Another complication of patient-reported side effects is that they are difficult to distinguish sometimes from the side effects of smoking. Smoking or vaping may produce respiratory side effects which may be difficult to attribute to a cigarette or an e-cigarette, especially in the case of dual use (smoking and vaping). Also smoker’s self-identity may be linked to some ADRs that become incorporated into their activities of daily living—for example, early-morning sputum productive cough. In this backdrop, it is difficult for them to notice adverse effects that a non-smoker might notice.
Given these products are relatively recently popularised, it can be safely assumed that the full side effect profile is not fully known. Consequently, spontaneous reporting of suspected side effects is of particular importance, in line with the black triangle to identify medicines under additional monitoring reporting standard which requires all suspected adverse reactions to be reported EU wide.

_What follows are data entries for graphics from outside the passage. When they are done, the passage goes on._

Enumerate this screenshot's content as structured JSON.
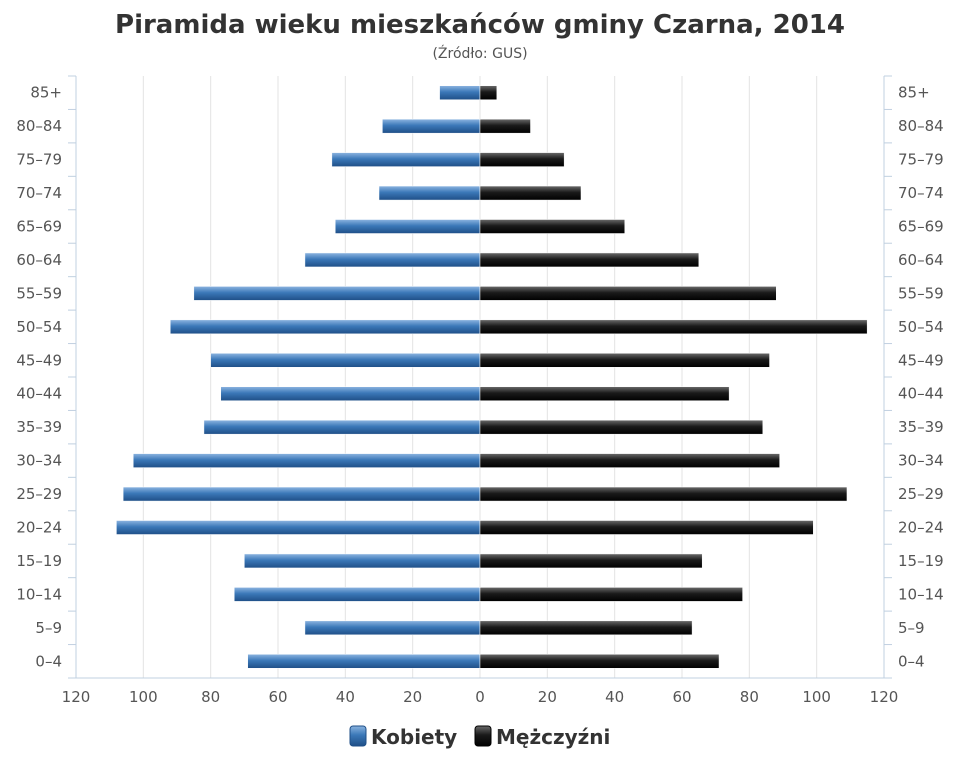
{
  "chart_data": {
    "type": "bar",
    "orientation": "horizontal-pyramid",
    "title": "Piramida wieku mieszkańców gminy Czarna, 2014",
    "subtitle": "(Źródło: GUS)",
    "categories": [
      "0–4",
      "5–9",
      "10–14",
      "15–19",
      "20–24",
      "25–29",
      "30–34",
      "35–39",
      "40–44",
      "45–49",
      "50–54",
      "55–59",
      "60–64",
      "65–69",
      "70–74",
      "75–79",
      "80–84",
      "85+"
    ],
    "series": [
      {
        "name": "Kobiety",
        "side": "left",
        "color": "#3b78b8",
        "values": [
          69,
          52,
          73,
          70,
          108,
          106,
          103,
          82,
          77,
          80,
          92,
          85,
          52,
          43,
          30,
          44,
          29,
          12
        ]
      },
      {
        "name": "Mężczyźni",
        "side": "right",
        "color": "#1a1a1a",
        "values": [
          71,
          63,
          78,
          66,
          99,
          109,
          89,
          84,
          74,
          86,
          115,
          88,
          65,
          43,
          30,
          25,
          15,
          5
        ]
      }
    ],
    "xlim": [
      -120,
      120
    ],
    "x_ticks": [
      120,
      100,
      80,
      60,
      40,
      20,
      0,
      20,
      40,
      60,
      80,
      100,
      120
    ],
    "grid": true,
    "legend_position": "bottom-center"
  }
}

Pharmacovigilance is an activity that has international significance. Pharmacists are partners in pharmacovigilance, in drug regulation, in clinical practice and pharmacovigilance in international health.7 The WHO recognises that pharmacists engage in public health promotion via health-promotion campaigns, locally and nationally, on a wide range of health-related topics, and particularly on drug-related topics (eg, rational use of drugs, alcohol abuse, tobacco use, discouragement of drug use during pregnancy, organic solvent abuse, poison prevention) or topics concerned with other health problems (diarrhoeal diseases, tuberculosis, leprosy, HIV infection/AIDS) and family planning.8
If nothing, this piece is aimed at raising awareness about pharmacists’ responsibility (possibly obligation) for reporting ADRs via their national competent agencies—data which are fed into the EMA and affect marketing authorisations across Europe (eg, the Yellow Card Scheme in the UK).